Subject to the condition 8 hereof and to the terms of these conditions SWISSPEARL will send the Customer free of charge goods equivalent in quantity to any goods containing any defects which are solely attributable to faulty manufacture or material and which appear within 1 month of delivery provided that the Customer notifies SWISSPEARL immediately any such defects are detected and at SWISSPEARL’s request, returns the goods at his own expense to SWISSPEARL. If such defects are confirmed such expenses will be refunded by SWISSPEARL.

11.2

The obligation in condition 11.1 does not include:

  • defects caused by vandalism, accidental damage, negligence or incorrect storage, or
  • defects caused by fair wear and tear

11.3

Save as provided in these conditions and except that these conditions may be rendered void or unenforceable under an enactment, no condition is made or to be implied, nor is any warranty given or to be implied as to the quality (merchantable or otherwise) or fitness of goods supplied or that they will be suitable for any particular purpose or for use under any specific conditions that may be known or made known to SWISSPEARL and accordingly these conditions exclude all conditions or warranties expressed or implied by statute, common law, trade usage or otherwise and SWISSPEARL shall be under no liability to the Customer for any loss, damage or injury or expense arising from a defect in the goods or from any case whatsoever relating to the goods.

11.4

The Customer shall inspect all goods immediately upon delivery and in the event that the Customer alleges that the quality of the goods delivered does not correspond with the quality stated in the delivery note or that such goods are defective he shall bring such shortages and defects to the attention of the driver of the delivery vehicle and clearly mark the details on the signed delivery note and, within 2 days of delivery give to SWISSPEARL notice in writing specifying the particulars of his complaint.

11.5

In the event that the Customer shall fail to give such notice aforesaid, SWISSPEARL shall have no liability in respect of any alleged non-delivery of goods or defects therein which should have been apparent on a reasonable visual inspection at the time of delivery.

11.6

Warranties as to product performance may not be  given by the Customer without the written permission of  SWISSPEARL. 

12. Force Majeure

12.1

SWISSPEARL may cancel any contract without prejudice to any other rights and remedies it may have and without any liability whatsoever if prevented from performing it owing to force majeure.

13. Miscellaneous

13.1

Any notice to be given by SWISSPEARL or the Customer shall be sufficiently given if posted by first class  letter post or delivered by hand to the other at the address  set out in the contract.

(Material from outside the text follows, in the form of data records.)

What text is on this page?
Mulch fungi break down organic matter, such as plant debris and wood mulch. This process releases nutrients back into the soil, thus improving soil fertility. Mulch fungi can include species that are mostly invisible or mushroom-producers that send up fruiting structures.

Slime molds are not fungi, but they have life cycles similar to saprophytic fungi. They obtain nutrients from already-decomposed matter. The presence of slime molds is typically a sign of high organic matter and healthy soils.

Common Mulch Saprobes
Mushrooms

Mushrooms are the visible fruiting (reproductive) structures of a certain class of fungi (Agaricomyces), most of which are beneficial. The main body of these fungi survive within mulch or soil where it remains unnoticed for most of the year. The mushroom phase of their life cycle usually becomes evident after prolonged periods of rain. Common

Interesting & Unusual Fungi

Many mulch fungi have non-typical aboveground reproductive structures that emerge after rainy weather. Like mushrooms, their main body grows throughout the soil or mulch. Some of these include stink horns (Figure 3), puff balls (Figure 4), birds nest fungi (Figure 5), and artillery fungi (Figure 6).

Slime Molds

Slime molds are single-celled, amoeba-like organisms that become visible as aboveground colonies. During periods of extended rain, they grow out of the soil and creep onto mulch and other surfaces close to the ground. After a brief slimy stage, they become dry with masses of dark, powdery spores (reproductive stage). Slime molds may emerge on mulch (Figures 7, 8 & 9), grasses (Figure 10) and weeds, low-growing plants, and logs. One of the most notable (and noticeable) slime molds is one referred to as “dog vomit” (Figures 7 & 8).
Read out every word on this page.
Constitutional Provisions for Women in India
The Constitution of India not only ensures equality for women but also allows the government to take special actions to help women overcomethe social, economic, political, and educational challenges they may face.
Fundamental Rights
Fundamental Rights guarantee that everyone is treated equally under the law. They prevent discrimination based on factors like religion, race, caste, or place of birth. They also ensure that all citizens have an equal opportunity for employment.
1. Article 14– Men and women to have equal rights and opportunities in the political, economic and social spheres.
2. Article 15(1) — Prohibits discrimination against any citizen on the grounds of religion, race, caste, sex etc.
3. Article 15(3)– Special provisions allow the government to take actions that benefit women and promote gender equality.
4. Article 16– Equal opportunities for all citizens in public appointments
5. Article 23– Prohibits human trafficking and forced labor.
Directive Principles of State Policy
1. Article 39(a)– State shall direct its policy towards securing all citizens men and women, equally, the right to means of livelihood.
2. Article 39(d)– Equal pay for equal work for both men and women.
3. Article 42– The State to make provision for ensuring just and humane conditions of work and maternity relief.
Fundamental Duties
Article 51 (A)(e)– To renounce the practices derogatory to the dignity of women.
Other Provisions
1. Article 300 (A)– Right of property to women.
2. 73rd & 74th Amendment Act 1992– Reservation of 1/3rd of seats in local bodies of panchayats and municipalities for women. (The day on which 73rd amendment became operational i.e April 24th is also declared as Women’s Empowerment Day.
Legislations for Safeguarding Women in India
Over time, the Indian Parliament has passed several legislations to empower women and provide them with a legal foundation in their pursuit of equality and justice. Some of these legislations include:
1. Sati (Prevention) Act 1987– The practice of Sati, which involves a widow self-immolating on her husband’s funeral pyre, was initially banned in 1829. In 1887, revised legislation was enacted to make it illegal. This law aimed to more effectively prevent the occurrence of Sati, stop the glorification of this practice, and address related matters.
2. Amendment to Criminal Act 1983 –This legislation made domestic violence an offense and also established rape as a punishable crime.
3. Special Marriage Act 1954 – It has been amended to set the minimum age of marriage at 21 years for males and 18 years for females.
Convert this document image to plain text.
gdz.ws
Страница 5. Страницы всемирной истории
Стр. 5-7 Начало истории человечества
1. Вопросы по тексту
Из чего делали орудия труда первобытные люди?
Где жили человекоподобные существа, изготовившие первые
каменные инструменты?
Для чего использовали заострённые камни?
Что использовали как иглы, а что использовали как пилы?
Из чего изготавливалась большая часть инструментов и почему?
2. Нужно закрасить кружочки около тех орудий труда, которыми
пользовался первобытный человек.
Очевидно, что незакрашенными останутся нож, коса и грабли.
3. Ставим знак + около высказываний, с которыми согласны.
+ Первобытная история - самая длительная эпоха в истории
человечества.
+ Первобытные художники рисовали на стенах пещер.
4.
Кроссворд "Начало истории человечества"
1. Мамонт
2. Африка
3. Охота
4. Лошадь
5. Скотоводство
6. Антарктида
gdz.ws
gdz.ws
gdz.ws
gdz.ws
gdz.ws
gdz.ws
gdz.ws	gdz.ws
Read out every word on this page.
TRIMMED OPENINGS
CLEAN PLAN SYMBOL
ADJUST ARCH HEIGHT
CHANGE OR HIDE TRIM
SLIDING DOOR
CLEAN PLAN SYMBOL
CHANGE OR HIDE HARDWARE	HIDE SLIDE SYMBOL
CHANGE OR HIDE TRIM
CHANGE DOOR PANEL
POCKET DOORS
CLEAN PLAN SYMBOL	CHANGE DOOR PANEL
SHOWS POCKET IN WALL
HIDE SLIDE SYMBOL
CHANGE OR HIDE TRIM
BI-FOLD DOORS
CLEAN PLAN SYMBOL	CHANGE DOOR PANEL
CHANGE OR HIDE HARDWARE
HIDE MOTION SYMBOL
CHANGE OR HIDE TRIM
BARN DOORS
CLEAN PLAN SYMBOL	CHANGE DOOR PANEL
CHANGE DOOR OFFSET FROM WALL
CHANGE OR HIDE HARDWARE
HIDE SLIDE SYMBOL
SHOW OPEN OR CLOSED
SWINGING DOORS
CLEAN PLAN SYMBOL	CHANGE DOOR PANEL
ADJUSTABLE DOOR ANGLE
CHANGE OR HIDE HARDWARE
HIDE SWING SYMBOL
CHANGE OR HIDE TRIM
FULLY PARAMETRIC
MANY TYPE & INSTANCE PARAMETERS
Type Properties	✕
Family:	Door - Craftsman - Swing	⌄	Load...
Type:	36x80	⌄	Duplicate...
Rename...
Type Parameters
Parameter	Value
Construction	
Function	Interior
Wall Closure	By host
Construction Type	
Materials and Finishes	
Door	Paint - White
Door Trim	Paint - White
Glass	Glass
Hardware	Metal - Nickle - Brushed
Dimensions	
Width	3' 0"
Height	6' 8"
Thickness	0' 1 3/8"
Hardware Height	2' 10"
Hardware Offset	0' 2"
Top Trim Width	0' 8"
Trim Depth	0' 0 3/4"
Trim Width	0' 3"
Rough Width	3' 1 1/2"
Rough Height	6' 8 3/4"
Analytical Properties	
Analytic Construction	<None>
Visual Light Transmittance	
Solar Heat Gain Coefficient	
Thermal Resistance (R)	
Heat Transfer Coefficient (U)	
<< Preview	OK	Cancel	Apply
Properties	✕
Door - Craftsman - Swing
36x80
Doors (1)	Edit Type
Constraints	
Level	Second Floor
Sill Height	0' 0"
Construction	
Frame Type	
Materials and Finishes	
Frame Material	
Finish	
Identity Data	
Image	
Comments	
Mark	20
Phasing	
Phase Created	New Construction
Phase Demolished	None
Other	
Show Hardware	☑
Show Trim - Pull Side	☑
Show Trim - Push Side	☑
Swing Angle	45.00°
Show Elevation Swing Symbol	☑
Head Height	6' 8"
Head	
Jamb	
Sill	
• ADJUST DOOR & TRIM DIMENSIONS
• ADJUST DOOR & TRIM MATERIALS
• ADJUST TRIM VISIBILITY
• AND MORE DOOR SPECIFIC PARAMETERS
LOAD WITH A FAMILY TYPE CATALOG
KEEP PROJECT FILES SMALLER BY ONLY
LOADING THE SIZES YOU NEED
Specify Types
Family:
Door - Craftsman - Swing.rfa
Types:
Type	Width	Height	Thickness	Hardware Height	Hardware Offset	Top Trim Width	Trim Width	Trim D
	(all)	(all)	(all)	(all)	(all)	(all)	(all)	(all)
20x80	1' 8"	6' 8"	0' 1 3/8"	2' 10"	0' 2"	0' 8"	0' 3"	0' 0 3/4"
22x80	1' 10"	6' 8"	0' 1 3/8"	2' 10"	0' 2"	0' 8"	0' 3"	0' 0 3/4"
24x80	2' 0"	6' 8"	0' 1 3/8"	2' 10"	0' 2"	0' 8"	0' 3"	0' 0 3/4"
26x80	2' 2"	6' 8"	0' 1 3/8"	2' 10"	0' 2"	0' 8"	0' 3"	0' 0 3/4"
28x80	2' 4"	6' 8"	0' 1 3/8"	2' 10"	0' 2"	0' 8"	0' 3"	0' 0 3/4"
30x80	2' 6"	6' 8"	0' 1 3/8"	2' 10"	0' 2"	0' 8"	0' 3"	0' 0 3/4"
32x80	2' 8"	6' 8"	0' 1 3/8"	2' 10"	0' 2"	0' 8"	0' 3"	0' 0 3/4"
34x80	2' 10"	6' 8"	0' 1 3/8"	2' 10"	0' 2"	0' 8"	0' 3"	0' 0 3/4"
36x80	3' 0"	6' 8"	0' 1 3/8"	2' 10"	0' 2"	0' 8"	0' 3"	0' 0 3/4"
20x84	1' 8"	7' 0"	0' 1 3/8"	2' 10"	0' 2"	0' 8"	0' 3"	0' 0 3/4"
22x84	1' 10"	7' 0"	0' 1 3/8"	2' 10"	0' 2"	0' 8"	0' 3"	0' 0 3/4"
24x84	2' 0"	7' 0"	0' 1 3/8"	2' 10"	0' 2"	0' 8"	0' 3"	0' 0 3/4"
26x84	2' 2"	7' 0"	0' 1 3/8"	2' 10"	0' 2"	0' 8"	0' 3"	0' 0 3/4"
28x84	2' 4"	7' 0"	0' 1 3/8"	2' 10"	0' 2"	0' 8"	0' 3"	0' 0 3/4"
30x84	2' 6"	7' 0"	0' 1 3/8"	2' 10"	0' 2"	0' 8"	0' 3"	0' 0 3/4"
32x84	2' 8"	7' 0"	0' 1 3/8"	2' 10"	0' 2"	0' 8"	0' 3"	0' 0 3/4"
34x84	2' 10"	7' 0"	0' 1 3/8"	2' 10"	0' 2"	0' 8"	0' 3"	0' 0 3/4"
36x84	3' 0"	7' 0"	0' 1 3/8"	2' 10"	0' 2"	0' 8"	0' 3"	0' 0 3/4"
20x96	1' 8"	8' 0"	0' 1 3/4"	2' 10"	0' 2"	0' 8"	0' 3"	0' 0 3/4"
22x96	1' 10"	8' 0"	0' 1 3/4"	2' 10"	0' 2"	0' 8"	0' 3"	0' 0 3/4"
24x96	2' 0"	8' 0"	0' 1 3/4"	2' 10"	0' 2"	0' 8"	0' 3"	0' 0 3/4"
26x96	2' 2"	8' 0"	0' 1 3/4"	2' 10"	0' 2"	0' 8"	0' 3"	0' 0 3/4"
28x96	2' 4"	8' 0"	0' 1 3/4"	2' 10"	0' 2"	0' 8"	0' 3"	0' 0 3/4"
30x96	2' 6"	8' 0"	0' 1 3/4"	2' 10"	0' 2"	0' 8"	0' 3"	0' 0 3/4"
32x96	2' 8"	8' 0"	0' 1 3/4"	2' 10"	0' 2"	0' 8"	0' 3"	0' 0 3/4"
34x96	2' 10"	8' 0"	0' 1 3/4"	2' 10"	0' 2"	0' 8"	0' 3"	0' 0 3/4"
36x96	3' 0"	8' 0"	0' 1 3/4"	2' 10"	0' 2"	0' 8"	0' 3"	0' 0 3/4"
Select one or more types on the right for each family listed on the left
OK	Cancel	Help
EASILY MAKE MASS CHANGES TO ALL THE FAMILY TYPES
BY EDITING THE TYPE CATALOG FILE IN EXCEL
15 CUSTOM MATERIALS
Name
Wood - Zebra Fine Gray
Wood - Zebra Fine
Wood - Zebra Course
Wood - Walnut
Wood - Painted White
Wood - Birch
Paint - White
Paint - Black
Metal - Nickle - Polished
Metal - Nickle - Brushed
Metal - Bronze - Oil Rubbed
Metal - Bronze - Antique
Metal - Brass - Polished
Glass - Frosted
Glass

Every notice shall be deemed to  have been received and given either forty‐eight hours after  posting or at the time of delivery. SWISSPEARL shall be at  liberty to enter into sub‐contracts with third parties for the purpose of discharging its obligations under the contract. The contract and these conditions are governed by the laws of Ireland and any dispute arising in relation to the  goods supplied or the terms of the contract shall be  determined by the Courts of Ireland to whose jurisdiction  and decision SWISSPEARL and the Customer submit.